Putin’s spy chief vows to prevent foreign meddling in presidential election

MOSCOW (Reuters) – President Vladimir Putin’s foreign intelligence chief said in a video released on Friday that Russia’s spies should make every effort to prevent any foreign meddling in the March presidential election.

Putin announced this month, in comments made to soldiers, that he would run in the election – a step that is certain to allow him to stay in power for at least another six years.

Putin, who was handed the presidency by Boris Yeltsin on the last day of 1999, has already led the country for longer than any other ruler since Josef Stalin, beating even Leonid Brezhnev’s 18-year tenure.

“An important political event will take place in the New Year – the election of the President of the Russian Federation,” Sergei Naryshkin, head of Russia’s Foreign Intelligence Service (SVR), said in the video clip.

“We must make every effort to prevent possible attempts at external interference.”

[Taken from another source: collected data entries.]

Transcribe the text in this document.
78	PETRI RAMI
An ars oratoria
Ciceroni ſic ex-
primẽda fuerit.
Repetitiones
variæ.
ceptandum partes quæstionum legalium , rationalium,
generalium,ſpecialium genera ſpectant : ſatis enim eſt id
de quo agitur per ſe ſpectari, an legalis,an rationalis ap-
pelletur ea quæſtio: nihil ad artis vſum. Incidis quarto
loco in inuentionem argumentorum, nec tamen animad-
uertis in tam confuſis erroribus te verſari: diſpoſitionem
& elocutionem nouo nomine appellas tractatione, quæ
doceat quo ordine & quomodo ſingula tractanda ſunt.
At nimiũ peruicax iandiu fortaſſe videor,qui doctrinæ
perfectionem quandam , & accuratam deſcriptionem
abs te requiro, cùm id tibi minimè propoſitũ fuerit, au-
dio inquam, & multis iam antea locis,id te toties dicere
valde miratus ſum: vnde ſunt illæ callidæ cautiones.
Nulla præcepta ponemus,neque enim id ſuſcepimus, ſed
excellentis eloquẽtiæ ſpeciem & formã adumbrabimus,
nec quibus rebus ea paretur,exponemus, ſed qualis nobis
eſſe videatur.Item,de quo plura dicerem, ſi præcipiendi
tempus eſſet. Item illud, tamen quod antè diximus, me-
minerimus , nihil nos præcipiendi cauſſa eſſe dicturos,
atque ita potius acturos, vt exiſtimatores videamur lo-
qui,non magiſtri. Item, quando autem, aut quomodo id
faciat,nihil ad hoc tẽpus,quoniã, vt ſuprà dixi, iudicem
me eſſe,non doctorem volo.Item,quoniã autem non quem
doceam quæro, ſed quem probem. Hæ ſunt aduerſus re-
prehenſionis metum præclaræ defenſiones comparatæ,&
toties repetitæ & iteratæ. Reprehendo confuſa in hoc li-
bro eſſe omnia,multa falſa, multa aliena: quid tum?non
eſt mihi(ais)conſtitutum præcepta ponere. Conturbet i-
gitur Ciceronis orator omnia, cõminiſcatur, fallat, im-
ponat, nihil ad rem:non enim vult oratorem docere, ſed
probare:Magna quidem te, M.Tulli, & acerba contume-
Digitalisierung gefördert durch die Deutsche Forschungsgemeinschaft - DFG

Opposition politicians say the election represents just a fig leaf of democracy to cover up what they see as a corrupt dictatorship in Putin’s Russia.

Supporters of Putin dismiss that analysis, pointing to some independent polling that shows he enjoys approval ratings of above 80%. They say that Putin has restored order and some of the clout Russia lost during the chaos that accompanied the collapse of the Soviet Union in 1991.